Durante toda la mañana del lunes, llamo insistentemente al móvil de Jacob. No contesta. Pruebo con el número oculto, deduciendo que tiene mi teléfono grabado. Lo intento más veces, pero sigue sin responder.
Llamo a sus asesores. Me informan de que, al ser la jornada siguiente a las elecciones, tiene un día muy ocupado. Bueno, tengo que hablar con él sea como sea y voy a seguir insistiendo.
Utilizo una táctica a la que recurro con cierta frecuencia: usar el móvil de otra persona que no esté en sus contactos.
El teléfono suena dos veces y Jacob contesta. Soy yo. Tengo que verte urgentemente.
Él responde con educación, me dice que tal vez hoy sea imposible, pero que volverá a llamarme.
—¿Es este tu nuevo número?
No, es un teléfono móvil prestado. Porque no contestabas a mis llamadas.
Se ríe, como si hablase sobre el tema más gracioso del mundo. Supongo que está rodeado de gente, y disimula bien.

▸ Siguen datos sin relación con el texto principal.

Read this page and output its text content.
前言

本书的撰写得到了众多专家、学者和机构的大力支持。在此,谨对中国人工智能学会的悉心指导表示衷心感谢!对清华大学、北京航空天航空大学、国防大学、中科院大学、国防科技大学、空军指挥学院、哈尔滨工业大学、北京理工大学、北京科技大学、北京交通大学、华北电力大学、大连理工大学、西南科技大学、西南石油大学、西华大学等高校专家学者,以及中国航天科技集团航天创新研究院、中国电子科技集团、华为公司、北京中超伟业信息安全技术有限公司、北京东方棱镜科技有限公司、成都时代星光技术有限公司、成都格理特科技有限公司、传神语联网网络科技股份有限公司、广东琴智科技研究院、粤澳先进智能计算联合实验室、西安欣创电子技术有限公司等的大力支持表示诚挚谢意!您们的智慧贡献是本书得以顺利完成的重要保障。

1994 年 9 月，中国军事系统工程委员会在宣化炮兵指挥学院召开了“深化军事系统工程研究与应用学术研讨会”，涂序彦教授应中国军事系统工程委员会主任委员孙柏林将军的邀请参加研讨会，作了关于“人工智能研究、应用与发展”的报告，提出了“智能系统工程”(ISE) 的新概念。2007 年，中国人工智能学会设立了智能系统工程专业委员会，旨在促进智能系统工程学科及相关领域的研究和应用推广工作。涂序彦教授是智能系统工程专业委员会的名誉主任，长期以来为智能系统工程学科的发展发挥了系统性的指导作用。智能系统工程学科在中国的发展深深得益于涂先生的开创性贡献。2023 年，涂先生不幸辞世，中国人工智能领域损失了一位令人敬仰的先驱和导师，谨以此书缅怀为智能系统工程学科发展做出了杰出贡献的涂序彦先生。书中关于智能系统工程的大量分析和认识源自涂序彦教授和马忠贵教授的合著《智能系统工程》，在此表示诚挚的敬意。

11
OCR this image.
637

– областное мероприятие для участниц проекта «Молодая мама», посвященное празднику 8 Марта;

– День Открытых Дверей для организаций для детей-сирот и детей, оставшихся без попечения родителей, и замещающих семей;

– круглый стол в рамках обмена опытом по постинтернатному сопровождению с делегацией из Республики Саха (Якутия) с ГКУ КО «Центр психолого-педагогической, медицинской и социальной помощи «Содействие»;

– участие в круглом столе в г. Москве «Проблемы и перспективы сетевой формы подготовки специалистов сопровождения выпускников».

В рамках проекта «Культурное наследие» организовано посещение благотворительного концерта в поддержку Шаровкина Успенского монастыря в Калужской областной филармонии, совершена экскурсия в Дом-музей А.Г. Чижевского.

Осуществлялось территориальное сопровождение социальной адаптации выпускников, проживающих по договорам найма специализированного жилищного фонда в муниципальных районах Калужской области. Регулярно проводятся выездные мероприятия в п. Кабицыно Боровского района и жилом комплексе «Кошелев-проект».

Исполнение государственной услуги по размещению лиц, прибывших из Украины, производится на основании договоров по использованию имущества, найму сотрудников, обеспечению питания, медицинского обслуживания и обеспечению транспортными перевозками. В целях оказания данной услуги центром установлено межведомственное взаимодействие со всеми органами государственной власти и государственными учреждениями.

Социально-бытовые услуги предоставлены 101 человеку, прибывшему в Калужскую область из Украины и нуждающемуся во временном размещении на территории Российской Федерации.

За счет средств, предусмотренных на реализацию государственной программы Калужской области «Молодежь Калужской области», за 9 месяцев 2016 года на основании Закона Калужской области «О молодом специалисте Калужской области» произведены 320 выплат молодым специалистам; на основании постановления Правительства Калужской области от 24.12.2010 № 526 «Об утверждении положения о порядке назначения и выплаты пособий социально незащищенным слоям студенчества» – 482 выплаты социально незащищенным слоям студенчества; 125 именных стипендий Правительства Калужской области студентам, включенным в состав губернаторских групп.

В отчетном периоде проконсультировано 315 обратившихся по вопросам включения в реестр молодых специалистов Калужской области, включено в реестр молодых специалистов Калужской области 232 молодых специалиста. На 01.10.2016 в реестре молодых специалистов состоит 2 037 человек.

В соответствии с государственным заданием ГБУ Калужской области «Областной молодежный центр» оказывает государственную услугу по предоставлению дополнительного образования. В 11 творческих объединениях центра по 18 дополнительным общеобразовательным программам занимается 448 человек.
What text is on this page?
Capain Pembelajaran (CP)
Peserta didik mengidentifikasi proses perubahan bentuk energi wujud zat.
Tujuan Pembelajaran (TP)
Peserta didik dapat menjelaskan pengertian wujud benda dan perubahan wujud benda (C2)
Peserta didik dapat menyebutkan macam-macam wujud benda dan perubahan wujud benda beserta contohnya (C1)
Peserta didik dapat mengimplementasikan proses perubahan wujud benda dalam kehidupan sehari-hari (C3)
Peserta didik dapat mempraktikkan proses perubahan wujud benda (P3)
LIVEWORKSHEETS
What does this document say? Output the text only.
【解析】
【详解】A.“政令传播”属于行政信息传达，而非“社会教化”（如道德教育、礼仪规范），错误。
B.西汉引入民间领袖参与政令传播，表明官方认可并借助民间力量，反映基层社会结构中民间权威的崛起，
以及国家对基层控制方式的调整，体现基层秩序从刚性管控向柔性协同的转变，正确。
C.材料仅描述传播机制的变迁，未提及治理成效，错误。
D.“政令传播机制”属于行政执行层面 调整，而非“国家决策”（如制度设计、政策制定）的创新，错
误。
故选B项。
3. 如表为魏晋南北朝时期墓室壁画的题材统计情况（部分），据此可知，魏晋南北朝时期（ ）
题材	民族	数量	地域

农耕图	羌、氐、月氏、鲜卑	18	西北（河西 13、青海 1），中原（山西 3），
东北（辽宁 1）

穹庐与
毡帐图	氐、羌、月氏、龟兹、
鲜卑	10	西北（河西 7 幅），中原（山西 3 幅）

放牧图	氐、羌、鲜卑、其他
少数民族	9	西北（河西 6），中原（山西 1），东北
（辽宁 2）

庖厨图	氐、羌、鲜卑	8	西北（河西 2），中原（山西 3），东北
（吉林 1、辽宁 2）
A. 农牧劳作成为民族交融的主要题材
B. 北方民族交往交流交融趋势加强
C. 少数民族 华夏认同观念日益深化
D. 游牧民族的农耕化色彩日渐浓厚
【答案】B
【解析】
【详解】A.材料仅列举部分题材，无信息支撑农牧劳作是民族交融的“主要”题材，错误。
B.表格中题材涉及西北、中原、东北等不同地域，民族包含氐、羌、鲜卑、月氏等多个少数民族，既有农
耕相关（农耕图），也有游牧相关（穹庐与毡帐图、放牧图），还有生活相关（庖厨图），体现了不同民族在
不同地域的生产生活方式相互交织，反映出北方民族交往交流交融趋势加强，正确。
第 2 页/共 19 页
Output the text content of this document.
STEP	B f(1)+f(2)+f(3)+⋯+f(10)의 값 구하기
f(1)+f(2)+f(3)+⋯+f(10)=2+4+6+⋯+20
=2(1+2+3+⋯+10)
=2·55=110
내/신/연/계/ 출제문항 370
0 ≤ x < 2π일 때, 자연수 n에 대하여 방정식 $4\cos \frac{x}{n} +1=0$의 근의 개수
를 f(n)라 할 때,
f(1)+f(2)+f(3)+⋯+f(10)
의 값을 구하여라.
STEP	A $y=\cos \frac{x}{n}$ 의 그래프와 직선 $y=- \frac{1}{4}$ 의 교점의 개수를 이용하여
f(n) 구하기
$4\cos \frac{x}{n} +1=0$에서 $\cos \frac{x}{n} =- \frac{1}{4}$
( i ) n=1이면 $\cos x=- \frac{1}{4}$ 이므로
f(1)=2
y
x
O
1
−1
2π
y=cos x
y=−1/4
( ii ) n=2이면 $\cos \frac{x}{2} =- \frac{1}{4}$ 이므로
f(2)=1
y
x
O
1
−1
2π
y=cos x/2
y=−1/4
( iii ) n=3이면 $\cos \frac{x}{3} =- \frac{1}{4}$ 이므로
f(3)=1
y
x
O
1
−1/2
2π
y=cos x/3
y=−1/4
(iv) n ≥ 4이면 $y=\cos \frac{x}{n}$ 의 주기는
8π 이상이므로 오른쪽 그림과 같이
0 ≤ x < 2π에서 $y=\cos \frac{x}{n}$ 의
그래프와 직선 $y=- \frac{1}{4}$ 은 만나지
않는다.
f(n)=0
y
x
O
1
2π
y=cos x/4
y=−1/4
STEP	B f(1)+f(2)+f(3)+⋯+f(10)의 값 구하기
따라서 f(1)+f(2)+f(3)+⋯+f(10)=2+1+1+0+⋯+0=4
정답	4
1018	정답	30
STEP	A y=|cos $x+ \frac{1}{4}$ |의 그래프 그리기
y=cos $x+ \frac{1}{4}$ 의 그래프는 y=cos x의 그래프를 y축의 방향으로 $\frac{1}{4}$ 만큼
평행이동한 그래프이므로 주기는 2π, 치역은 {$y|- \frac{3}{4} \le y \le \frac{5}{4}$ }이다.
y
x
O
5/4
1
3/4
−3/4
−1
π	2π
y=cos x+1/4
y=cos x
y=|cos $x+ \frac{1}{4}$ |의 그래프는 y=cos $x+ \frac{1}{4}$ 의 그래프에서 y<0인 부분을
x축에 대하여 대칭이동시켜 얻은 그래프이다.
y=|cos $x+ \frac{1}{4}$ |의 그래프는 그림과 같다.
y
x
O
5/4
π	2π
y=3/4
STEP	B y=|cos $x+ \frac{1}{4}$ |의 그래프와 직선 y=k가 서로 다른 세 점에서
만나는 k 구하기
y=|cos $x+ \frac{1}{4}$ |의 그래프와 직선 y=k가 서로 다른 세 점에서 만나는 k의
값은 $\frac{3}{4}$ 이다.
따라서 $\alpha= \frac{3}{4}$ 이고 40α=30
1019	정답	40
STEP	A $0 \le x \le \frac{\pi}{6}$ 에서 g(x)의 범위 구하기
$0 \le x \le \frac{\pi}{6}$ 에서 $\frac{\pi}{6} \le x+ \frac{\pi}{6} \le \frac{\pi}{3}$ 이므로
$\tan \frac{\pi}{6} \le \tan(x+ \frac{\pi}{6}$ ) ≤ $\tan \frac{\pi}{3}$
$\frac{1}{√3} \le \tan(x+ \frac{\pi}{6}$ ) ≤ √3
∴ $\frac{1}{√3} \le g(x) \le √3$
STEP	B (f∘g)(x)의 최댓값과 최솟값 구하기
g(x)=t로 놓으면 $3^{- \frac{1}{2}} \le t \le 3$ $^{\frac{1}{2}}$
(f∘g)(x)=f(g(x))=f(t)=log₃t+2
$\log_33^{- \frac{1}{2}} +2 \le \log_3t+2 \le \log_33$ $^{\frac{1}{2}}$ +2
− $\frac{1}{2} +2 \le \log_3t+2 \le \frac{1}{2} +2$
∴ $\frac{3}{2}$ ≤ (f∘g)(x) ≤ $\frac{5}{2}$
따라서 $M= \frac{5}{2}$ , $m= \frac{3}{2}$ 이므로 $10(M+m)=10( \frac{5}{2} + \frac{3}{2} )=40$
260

Alguien sacó una foto en el parque y quiere chantajearme, miento. Diré que la culpa fue suya, que me agarró. La gente que lo eligió pensando que solo había sucedido una vez se va a sentir muy decepcionada. Aunque haya sido elegido para el Consejo de los Estados, puede perder la oportunidad de convertirse en ministro.
—¿Estás bien?
Le digo que sí, le pido que me envíe un mensaje indicándome dónde y a qué hora nos vemos mañana y luego cuelgo.
Estoy genial.
¿Por qué no iba a estarlo? Por fin tengo algo de qué preocuparme en mi vida aburrida. Y mis noches de insomnio ya no están llenas de pensamientos vagos y descontrolados: ahora sé lo que quiero. Tengo una enemiga a la que destruir y un objetivo que alcanzar.
Un hombre.
No es amor, o tal vez lo sea, pero eso no viene al caso. Mi amor me pertenece y soy libre para ofrecérselo a quien me dé la gana, aunque no sea correspondido. Evidentemente, sería genial que ocurriera, pero si no ocurre, paciencia. No voy a dejar de excavar en este pozo en el que estoy, porque sé que en el fondo hay agua, agua viva.
Me alegra lo que acabo de pensar: soy libre para amar a cualquiera en el mundo. Puedo decidirlo sin tener que pedirle permiso a nadie. ¿Cuántos hombres han estado enamorados de mí sin ser correspondidos? Y aun así me enviaban regalos, me cortejaban, se humillaban delante de sus amigos. Y nunca se enfadaron conmigo.
Cuando volvían a verme, todavía se veía en sus ojos el brillo de la conquista inalcanzada, pero también del deseo de seguir intentándolo toda la vida.
Si ellos reaccionaban así, ¿por qué no puedo yo hacer lo mismo? Es interesante luchar por un amor no correspondido.
Puede no ser divertido. Puede dejar huellas profundas e irreparables. Pero es interesante, especialmente para una persona que hace algunos años que empezó a tener miedo de correr riesgos y experimenta momentos de terror ante la posibilidad de que las cosas cambien y no ser capaz de controlarlas.
Ya no voy a reprimirme. Este reto me está salvando.
Hace seis meses compramos una lavadora nueva, y para eso hubo que cambiar la tubería. Tuvimos que cambiar el suelo y volver a pintar la pared. Al final, esa zona de la casa era más bonita que la cocina.
Para evitar el contraste, reformamos la cocina. Entonces nos dimos cuenta de lo viejo que estaba el salón. Remodelamos el salón, que quedó más acogedor que el despacho, sin cambios desde hacía casi diez años.
Seguimos con el despacho. Poco a poco, la reforma se fue extendiendo por toda la casa. Espero que lo mismo suceda en mi vida. Que las pequeñas cosas conduzcan a grandes transformaciones.